From my assessments so far, there is a healthy population of ibex. Large enough to support a viable population of the snow leopards. But the status of the other four ungulates is bleak. Interviews with the local herders suggested that the Khulan may even have gone locally extinct; sometime over the last decade. Nadia, an alumni of the M.Sc. Course at the Wildlife Institute of India, but a local Mongolian, helped with the interview surveys. She also found out that it was only a few male bactrian camels that made forays to this region , that too only during winters, probably in search of mates among the domestic free-ranging camel population. Over the last decade the Black-tailed gazelle has retreated further west and exists as a small population of less than 30 individuals. Even though the argali is distributed over a much larger area, their population seems small, as sighting an argali is a difficult task.
The gloden glow of the Gobi is deceptive. It masks the bitter cold!

Even if this area was declared a Local Protected Area, it was threatened by the mining companies that had already procured licenses to explore for minerals in this region. I had already seen some of the mining activity within the borders of the PA. Then there was also the illegal, open-cast mining for gold; aptly called Ninja mining. You hardly ever saw people doing it, just the scares left on the land! The border with China, the sink for all the minerals of Mongolia,  is barely 40 km away from here. The nightmare of straying into china that haunted me at my field site in Spiti, Himachal Pradesh, India, still haunts me here!
The Golden Gobi!

As these thoughts were running in my head, I rode over a gentle rolling hill and the vast steppe opened in front of me. The warm glow of the setting sun reflected from the dry grass covering the landscape in shades of gold! I wondered why anyone would want to dig up a place as beautiful as this.

I guess, the glitter of gold outshines the Gobi!

Tuesday, November 1, 2011

Counting Ibex in Mongolia

First week of October I started on an enormous task of estimating the population of Ibex in the Tost and Tosunbumba mountains in the South Gobi region of the Mongolia. After scouting around, getting used to the area for the first few weeks I started the actual work only in the last week of October.

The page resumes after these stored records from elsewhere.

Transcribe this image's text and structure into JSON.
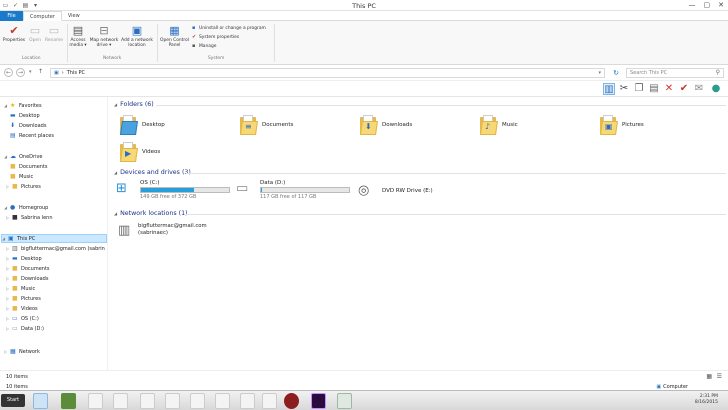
{
  "window": {
    "title": "This PC",
    "controls": {
      "minimize": "—",
      "maximize": "▢",
      "close": "✕"
    }
  },
  "tabs": [
    {
      "label": "File"
    },
    {
      "label": "Computer"
    },
    {
      "label": "View"
    }
  ],
  "ribbon": {
    "buttons": {
      "properties": "Properties",
      "open": "Open",
      "rename": "Rename",
      "access_media": "Access media ▾",
      "map_drive": "Map network drive ▾",
      "add_location": "Add a network location",
      "control_panel": "Open Control Panel"
    },
    "small": {
      "uninstall": "Uninstall or change a program",
      "sys_props": "System properties",
      "manage": "Manage"
    },
    "groups": {
      "location": "Location",
      "network": "Network",
      "system": "System"
    }
  },
  "address": {
    "path_item": "This PC",
    "separator": "›",
    "search_placeholder": "Search This PC"
  },
  "nav": {
    "favorites": "Favorites",
    "fav_items": [
      "Desktop",
      "Downloads",
      "Recent places"
    ],
    "onedrive": "OneDrive",
    "onedrive_items": [
      "Documents",
      "Music",
      "Pictures"
    ],
    "homegroup": "Homegroup",
    "homegroup_items": [
      "Sabrina lenn"
    ],
    "thispc": "This PC",
    "thispc_items": [
      "bigfluttermac@gmail.com (sabrin",
      "Desktop",
      "Documents",
      "Downloads",
      "Music",
      "Pictures",
      "Videos",
      "OS (C:)",
      "Data (D:)"
    ],
    "network": "Network"
  },
  "sections": {
    "folders_header": "Folders (6)",
    "devices_header": "Devices and drives (3)",
    "netloc_header": "Network locations (1)"
  },
  "folders": [
    {
      "name": "Desktop",
      "glyph": ""
    },
    {
      "name": "Documents",
      "glyph": "≡"
    },
    {
      "name": "Downloads",
      "glyph": "⬇"
    },
    {
      "name": "Music",
      "glyph": "♪"
    },
    {
      "name": "Pictures",
      "glyph": "▣"
    },
    {
      "name": "Videos",
      "glyph": "▶"
    }
  ],
  "drives": [
    {
      "name": "OS (C:)",
      "free": "149 GB free of 372 GB",
      "used_fraction": 0.6
    },
    {
      "name": "Data (D:)",
      "free": "117 GB free of 117 GB",
      "used_fraction": 0.01
    },
    {
      "name": "DVD RW Drive (E:)",
      "free": ""
    }
  ],
  "network_location": {
    "line1": "bigfluttermac@gmail.com",
    "line2": "(sabrinaec)"
  },
  "status": {
    "items": "10 items",
    "computer": "Computer"
  },
  "taskbar": {
    "start": "Start",
    "time": "2:31 PM",
    "date": "8/16/2015"
  },
  "colors": {
    "accent": "#1979ca",
    "drive_bar": "#26a0da",
    "section_header": "#1e3287"
  }
}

The Steppe of Gobi and the Tost mountains in the background

The Tost-Tosunbumba mountains cover an area of about 2000 km2 and are almost in the middle of the Gobi desert. There is very low precipitation and temperature fluctuates between 30 degrees in the summer to -30 in the winters. Temperature now (Oct- Nov) hovers between -10 at night and 4 during the day. The mountains are not very high, the base of the mountain is at about 1800m and the highest summit rises only a little above 2500m. The terrain is very rugged in parts and absolutely gentle and rolling at others.

A rutting male ibex with a female.

I have divided the entire landscape into smaller units ranging from 20-150 km2. The larger units are further divided into smaller grids of ~20-30 km2. I am using a method developed by Forsyth and Hickling (1997) to count the Himalayan Tahr in the South Isle of New Zealand. In this method, one does a double count of all the herds in the survey area. Based on the age-sex classification of individuals in a herd, the observers the find out the herds that were counted only during the first survey, only in the second survey and herds counted in both the surveys. Using the differences in counting in both the surveys the observers then estimate the probability of detections which then helps to estimate the number of groups that were missed in both the surveys. The method relies on the robust mark-recapture theory.

It is the solitary animals or the small groups that are harder to detect!